S'il n'est pas reélu les Français regretteront leur choix.
A bon entendeur salut!
Mr Igor Gauquelin, c'est très
Mr Igor Gauquelin, c'est très facile de déterminer qui a pris l'avantage sur l'autre si on a bien suivi le débat. Sans être un pro-Hollande ni un anti-Sarkozy; pour ma part, je dirais que Hollande à étaler Sarkozy(Ce que je ne croyais surtout pas). D'un côté, il y avait un candidat qui venait présenter- pour une nième fois- son programme et le défendre( ce qu'il à parfaitement fait, je crois), et qui maîtrisait les sujets à l'ordre du jour, ce candidat c'est François Hollande. Et de l'autre côté, un candidat qui était tout le temps sur la défensive et qui fuyait le débat chaque fois que son adversaire le ramenait sur son bilan, ce candidat c'est Nicolas Sarkozy.
J'ai surtout apprécié l'échange sur DSK, lorsque Sarkozy dit être étonné après avoir découvert le vrai visage de DSK, et Hollande qui renchérit en disant que ce n'est pas lui qui à nommé DSK à la tête du FMI.
J'ai aussi apprécié ceci de F Hollande:" "Avec vous, c'est très simple, ce n'est jamais de votre faute
"Vous êtes toujours content de vous.
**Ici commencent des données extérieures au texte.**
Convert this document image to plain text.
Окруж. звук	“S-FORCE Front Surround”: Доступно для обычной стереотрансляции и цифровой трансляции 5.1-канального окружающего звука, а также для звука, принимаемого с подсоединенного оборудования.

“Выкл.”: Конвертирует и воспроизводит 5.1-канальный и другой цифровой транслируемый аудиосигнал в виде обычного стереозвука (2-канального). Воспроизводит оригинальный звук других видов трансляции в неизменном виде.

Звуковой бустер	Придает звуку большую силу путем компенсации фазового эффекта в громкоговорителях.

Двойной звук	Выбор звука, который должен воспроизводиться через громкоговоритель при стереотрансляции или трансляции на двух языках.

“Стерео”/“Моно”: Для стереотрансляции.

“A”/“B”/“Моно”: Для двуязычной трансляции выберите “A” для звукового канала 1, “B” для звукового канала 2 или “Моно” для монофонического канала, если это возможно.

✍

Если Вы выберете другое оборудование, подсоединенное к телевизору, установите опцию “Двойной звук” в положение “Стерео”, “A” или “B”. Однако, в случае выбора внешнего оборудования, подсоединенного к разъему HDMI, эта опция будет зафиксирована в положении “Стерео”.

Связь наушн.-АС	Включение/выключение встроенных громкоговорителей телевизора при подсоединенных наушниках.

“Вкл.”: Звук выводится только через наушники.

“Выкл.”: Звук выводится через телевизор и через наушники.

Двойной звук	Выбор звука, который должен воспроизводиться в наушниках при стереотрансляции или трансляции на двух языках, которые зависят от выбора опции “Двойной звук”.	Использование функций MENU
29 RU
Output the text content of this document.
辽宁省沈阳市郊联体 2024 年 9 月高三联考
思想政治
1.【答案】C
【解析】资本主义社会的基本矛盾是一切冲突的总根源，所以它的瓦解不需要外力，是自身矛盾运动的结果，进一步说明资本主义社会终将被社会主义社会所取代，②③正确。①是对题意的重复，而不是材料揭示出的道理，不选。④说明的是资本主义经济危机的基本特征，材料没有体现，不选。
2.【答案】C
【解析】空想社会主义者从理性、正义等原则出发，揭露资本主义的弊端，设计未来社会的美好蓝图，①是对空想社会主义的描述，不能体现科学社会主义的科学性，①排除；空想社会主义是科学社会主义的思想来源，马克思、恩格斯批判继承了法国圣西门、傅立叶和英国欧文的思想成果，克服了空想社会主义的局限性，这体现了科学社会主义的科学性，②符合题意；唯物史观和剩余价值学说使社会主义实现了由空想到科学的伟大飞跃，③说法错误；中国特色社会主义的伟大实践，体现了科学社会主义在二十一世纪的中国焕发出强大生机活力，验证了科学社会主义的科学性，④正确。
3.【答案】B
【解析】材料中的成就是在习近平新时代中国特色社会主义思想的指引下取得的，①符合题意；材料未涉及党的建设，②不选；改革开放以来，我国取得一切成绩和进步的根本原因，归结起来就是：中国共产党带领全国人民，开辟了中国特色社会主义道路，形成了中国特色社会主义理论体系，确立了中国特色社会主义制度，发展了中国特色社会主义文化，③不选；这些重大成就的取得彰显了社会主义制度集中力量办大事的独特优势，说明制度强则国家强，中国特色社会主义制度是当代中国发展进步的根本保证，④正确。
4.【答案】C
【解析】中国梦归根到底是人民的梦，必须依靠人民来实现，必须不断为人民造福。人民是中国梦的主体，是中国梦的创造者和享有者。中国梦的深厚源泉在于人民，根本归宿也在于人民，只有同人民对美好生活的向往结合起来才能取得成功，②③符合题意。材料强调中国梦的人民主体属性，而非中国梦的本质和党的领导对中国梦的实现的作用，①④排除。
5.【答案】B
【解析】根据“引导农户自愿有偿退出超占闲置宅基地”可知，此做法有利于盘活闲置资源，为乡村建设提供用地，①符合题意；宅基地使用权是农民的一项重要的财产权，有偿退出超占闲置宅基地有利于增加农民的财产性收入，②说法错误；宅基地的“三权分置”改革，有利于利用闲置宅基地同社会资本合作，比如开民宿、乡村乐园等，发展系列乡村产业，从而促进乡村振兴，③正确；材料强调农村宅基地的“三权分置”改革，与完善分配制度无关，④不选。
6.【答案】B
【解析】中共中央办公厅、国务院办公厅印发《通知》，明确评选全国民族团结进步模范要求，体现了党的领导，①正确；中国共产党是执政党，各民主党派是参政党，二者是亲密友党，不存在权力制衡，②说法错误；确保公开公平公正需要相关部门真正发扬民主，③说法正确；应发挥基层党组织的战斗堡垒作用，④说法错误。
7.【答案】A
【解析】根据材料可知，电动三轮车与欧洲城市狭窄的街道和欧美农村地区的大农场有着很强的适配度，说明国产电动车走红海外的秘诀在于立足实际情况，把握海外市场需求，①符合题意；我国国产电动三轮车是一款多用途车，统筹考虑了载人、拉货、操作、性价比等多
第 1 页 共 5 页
Quoi qu'il arrive, quoi qu'il se passe, vous êtes content. Les Français le sont moins". Et ceci: "" Moi, président de la République j'éviterais d'être Président de tout, chef de tout, pour finalement n'être chef de rien". Bref, c'était un débat passionnant, ç'aurait été plus passionnant, si Sarkozy ne l'avait pas transformé en débat de personnes.
Je crois pour ma part, que l'avènement de Hollande à la tête de la république va sérieusement améliorer l'image du président de la France et de la France toute entière.